Jenkins for example you watch. You watch and then two or three days in you see what he’s trying. He has a particular color in his head, and then he starts trying something different and you need to end very surgically and say faster, slower, be angry, try doing it without looking at her face. Don’t make eye contact. Things that simple. With Shannon, you really, really, really need to go in with an instruction that is absolutely necessary because he will say, “Explain it to me,” and until he understands it he doesn’t internalize it. You really have to learn to watch him. Some actors you want to help mold. Some actors you just want to partner. Shannon is a guy that you need to go in and say exactly what you need to do and immediately have an answer for why. I think probably, not probably, he’s one of the best actors I’ve ever worked with.

One last question, the musical moment in the film that is so unexpected – am I making an assumption that for a filmmaker, no matter who you are, that might be your most nervewracking moment? Whether this will work in the context of the film? Did you have any fear about putting it in there?

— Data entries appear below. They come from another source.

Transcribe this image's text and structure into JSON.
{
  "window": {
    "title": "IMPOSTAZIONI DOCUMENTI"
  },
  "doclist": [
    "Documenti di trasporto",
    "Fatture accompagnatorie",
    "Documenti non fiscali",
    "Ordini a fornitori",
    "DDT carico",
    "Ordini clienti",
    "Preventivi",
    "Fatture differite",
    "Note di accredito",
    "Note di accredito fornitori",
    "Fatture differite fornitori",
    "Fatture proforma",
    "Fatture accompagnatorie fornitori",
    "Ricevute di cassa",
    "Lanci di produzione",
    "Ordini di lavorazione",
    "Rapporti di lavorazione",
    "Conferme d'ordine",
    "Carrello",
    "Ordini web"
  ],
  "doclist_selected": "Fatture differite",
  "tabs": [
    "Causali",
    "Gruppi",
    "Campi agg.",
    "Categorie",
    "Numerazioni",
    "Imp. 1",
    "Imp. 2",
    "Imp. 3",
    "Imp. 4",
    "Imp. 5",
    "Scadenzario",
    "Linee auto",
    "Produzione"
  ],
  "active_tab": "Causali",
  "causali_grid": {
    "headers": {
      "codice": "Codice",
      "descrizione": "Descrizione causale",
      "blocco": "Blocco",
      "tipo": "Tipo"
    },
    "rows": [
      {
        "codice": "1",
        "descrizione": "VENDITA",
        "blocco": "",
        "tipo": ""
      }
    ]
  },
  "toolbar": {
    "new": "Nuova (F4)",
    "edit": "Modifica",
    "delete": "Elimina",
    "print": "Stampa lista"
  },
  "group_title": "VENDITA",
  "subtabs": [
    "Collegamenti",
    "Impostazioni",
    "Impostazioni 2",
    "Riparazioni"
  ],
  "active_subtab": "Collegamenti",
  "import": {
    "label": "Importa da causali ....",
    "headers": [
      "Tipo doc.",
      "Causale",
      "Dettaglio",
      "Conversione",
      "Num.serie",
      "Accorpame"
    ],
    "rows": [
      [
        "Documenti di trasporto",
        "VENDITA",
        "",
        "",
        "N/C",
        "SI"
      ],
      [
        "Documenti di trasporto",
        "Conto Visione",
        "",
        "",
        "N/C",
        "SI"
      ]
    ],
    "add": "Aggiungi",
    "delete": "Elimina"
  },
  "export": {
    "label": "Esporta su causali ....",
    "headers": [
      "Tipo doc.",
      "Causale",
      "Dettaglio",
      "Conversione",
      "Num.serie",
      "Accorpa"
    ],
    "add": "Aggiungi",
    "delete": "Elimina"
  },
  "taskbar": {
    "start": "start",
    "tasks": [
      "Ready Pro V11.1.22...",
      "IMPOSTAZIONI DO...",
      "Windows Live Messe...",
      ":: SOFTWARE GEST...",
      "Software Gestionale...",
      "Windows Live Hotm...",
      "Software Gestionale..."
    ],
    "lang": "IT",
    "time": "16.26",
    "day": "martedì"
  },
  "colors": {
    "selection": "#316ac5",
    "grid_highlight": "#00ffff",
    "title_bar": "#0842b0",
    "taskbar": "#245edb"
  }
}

Oh yeah. All the way. The moment that is equally difficult is when she gets naked and gets in the shower. Those are the two moments that are threshold moments. If you walk in during the movie, if you walk out, you were never there. You need to do that. I have that moment in “Pan’s Labyrinth” with the bottle. Where the bottle smashes. That’s a walk out moment. If you’re not in the movie you leave, if you’re in the movie you stay. I have it in “Cronos.” I have it in “Devil’s Backbone.” I have it everywhere. I do things that are not safe now and then. If you’re in you’re in. In “Pacific Rim” the mere idea of that we’re using 25-story robots to fight 25-story monsters, you’re going to tell me, “Well, that’s silly. Why would we do it?” “O.K., You really think there are 25-story monsters? What is your solution to that? That you accept. What is silly is that we use these robots.” [Laughs.]

“The Shape of Water” opens on Dec. 8, 2017.